Lidia Yuknavitch is a one of the Powell's staff's favorite writers. It’s not just that she's lovely to work with, or that her writing is emotionally gripping; she is adored because her narrative flights into the dark, vulnerable corners of consciousness are powered by a wingspan broad enough to sweep the most marginalized voices into the centers of her stories. In Verge, her latest work, Yuknavitch focuses her attention on adults and children whose bodies and labor have been coopted and corrupted by capitalism, patriarchy, and complacency. It’s a collection that speaks to the present moment, combining a raw mix of the fury and darkness many people are feeling with the creativity and radical kindness we already possess, and can use to lift our communities out of crisis.
Ellis’s chapbook, published by local indie press Future Tense Books, is a powerful memoir about coming into self as a trans man. Being explores transitioning, fatherhood, sexual violence, and authenticity in a quick read that is poetic, candid, and brave.
Nicole Georges is an award-winning graphic memoirist and professor whose latest book, Fetch, is the hilarious and poignant coming-of-age story of the teenage Nicole and her tiny, terrifying Corgi-Shar-Pei mix, Beija. Beija misbehaves (a lot), but as she and Nicole navigate adulting and the Portland punk scene, she provides new levels of comfort and stability for her young owner, bringing her community and a new understanding of home. If you’re into comics, animals, memoir, bildungsroman, or the bygone years of punk Portland, Fetch should be at the top of your summer reading list.
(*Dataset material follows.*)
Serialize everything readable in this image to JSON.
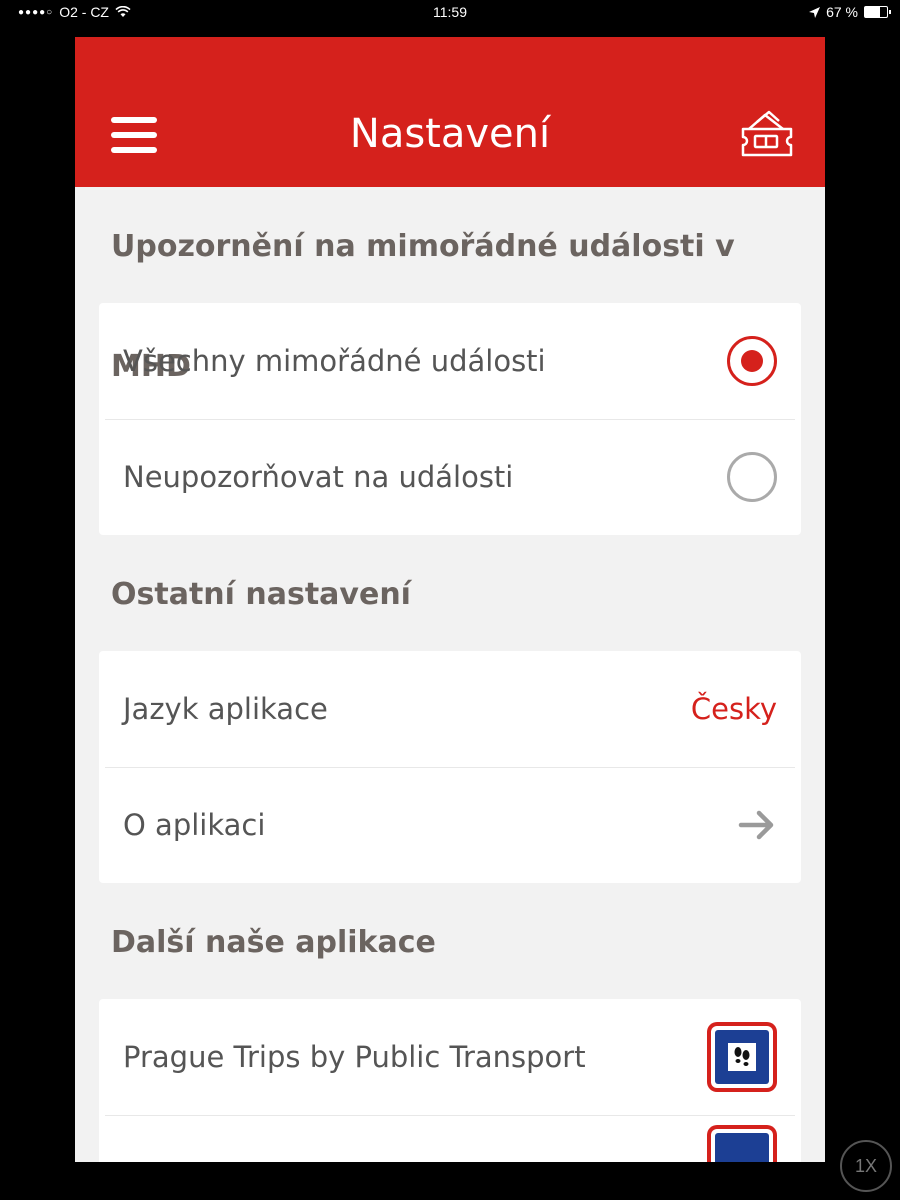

We had to sneak this staff favorite onto the list, even though it meant missing the graphics deadline. Using the language of thermodynamics, Reed College professor Bashir crafts challenging, visually inventive poems that combine scientific vernacular (radiation, probability, blackbody, curves, coronagraphy) with folklore (John Henry) and contemporary issues to examine the ways the Black body is and has been interpreted by American society, and to subvert dominant interpretations. Field Theories is an extraordinary work, whose formal and linguistic complexity invite endless rereadings.